At no time did anyone even think of assisted suicide. I can't imagine how this can be done fairly unless someone is of sound mind.
> good articulation of the circumstances where I would rather die than continue living.
I did my alternative civilian service in a nursing home for people with dementia when I was 19. I have noticed 6 stages:
1) Fear that something is wrong with their memory and incredible efforts to hide it (this is usually before they live in a nursing home).
2) Anger, shame and desperation.
3) Internalization, they then either make melancholy jokes ("My head's not what it's used to be"), or they completely give themselves up.

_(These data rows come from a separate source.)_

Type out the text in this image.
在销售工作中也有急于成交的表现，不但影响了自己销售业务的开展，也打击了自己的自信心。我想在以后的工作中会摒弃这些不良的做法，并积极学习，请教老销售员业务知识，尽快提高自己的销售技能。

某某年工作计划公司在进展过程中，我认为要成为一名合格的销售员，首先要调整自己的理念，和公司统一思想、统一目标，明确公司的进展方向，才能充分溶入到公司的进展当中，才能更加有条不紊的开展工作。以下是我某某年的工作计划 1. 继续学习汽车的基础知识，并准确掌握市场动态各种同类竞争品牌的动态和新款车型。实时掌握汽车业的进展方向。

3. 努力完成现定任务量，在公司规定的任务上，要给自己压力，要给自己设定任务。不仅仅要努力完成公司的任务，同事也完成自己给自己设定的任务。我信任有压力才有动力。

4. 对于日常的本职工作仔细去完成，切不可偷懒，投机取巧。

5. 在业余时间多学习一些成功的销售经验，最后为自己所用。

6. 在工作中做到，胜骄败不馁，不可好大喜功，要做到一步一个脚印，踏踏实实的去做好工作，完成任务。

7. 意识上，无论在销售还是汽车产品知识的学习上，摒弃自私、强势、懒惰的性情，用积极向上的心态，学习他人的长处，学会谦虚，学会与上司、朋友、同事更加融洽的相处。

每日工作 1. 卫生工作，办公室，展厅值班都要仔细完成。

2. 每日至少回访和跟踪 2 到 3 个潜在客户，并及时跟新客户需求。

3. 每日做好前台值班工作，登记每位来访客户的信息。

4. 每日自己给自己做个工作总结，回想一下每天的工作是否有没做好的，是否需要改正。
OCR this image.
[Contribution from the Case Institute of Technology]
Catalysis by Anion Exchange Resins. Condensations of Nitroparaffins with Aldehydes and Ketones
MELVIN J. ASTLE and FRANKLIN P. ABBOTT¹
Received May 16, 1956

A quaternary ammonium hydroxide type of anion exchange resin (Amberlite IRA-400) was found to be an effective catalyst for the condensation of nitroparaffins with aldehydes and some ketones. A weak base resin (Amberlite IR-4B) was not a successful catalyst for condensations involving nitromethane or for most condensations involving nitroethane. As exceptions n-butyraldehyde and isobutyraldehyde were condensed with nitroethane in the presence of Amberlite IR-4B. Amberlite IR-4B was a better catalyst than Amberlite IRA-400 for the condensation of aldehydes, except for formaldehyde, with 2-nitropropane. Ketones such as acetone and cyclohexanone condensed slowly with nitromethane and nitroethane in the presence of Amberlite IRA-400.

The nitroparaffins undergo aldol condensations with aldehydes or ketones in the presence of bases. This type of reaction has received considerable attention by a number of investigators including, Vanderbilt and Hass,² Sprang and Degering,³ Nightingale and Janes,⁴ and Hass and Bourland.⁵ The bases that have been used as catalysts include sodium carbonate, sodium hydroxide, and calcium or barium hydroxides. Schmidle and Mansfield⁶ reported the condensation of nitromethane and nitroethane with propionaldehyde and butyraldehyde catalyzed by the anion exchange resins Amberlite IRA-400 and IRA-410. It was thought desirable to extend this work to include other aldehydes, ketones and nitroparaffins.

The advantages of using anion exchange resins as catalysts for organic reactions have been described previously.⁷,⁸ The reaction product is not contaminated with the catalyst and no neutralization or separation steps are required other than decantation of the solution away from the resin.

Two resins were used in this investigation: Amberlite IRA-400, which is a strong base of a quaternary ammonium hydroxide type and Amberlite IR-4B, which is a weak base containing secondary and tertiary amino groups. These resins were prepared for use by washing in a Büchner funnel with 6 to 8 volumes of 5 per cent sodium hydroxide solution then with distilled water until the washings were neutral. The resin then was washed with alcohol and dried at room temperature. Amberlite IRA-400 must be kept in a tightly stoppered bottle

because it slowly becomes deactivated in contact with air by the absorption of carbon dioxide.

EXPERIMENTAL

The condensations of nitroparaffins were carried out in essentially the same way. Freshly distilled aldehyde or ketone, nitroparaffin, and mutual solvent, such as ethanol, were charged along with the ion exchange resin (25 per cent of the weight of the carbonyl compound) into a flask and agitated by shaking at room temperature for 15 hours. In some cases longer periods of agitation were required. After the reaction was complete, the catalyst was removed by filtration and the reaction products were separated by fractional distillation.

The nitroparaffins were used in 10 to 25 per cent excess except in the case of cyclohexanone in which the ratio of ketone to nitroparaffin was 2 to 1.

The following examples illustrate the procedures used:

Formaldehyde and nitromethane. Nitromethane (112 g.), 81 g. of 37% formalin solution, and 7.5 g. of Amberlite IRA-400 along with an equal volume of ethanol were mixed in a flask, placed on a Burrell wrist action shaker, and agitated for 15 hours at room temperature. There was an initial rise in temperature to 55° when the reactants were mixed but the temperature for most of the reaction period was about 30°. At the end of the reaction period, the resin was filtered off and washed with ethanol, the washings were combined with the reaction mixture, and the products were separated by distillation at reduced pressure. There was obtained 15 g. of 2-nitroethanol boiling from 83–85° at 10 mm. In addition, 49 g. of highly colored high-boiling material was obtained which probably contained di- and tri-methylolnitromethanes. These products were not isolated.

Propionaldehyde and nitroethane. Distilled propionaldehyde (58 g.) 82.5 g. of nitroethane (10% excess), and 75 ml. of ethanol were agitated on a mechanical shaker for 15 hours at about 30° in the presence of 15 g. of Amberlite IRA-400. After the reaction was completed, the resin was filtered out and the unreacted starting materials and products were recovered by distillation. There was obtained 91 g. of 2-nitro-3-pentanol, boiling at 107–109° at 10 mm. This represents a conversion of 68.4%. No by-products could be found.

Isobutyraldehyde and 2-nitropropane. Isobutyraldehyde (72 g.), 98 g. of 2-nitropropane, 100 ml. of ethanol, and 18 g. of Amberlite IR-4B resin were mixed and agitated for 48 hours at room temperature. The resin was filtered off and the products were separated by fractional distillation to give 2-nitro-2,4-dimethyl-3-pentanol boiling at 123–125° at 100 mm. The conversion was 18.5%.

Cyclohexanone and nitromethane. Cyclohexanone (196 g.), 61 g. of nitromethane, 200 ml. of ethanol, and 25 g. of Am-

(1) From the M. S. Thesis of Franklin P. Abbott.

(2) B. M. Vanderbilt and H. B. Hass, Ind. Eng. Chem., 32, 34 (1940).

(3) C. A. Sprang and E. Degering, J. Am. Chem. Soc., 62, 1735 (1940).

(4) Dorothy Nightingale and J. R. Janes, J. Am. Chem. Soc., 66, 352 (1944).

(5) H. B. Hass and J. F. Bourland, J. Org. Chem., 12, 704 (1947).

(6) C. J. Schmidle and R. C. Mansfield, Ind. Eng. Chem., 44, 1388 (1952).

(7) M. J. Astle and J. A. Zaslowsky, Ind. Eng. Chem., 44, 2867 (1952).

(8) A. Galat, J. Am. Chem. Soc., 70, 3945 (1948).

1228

Often they refuse to eat. We did not have such a case, but I assume that some patients in this stage commit suicide.
4) Total confusion (that happens when the internalization is also forgotten), patients still have enough memory capacity to realize that something is terribly wrong (they usually try to return "home" or are searching for their children/spouses/parents), but they don't understand that they are ill anymore. The nursing home where I worked had codes on every door, but in this stage some patients were still able to trick the staff and wander off.
In stage 5), many patients fell into a child-like trance where they just consumed food and watched the world in complete wonder. I never had the feeling that they were unhappy, in fact they often laughed (e.g. when they saw children, when we played songs or when you just sat with them for a while). We had one old lady who happily recited poems she had learned in elementary school all day.
I never want to end in stage 6, but I am quite certain that the patients in that state had no mental capacity left to experience it.
My father is dealing with Lewy body dementia (same thing Robin Williams had) and it's terrible. His memory was bad, then came some terrible hallucinations, and now he's starting to have problems with balance and movement. He's 76.
He was in the hospital one time and they had him chained to his bed because they were scared he would hurt somebody. This is a man who never raised his voice to me even at my worst. I talked to him on the phone he begged me to call the police because he thought he was chained up in a barn that was on fire. The way he described his situation convinced me that it felt 100% real to him. The people around him were trying to kill him.
His medications have helped a bit with the hallucinations. He still sees people around his home and it scares him. The worst part though is that as bad as today is, things are going to get worse.
I just took a commercial DNA test because I'm pretty sure I'm at risk for the same end. I'll do what I can (although it seems like there might not be much) but ultimately I'm going to make sure I'm in control of the end.
If anybody here can point me to information or resources on Lewy body dementia beyond WebMD, I'd be very appreciative.
This is pretty accurate and matches all of my experiences with people suffering from this disease. It is hard on them in the beginning and then it gets to be harder on the relatives and friends. Nothing beats having the same conversation three times per day. I always figured that as long as it makes them happy that it should make me happy but people have varying degrees of tolerance for this and of course your initial relationship with the person factors in heavily there as well.
One of my grandmothers had dementia in her final years, so I watched her go through these stages. I think you've described the stages quite well. In the first two stages, she suffered terribly; I never noticed a stage 3. My grandfather put up a heroic effort to care for her at home well into stage 4, but eventually she had to move into a nursing home, where she spent several more years in stage 5.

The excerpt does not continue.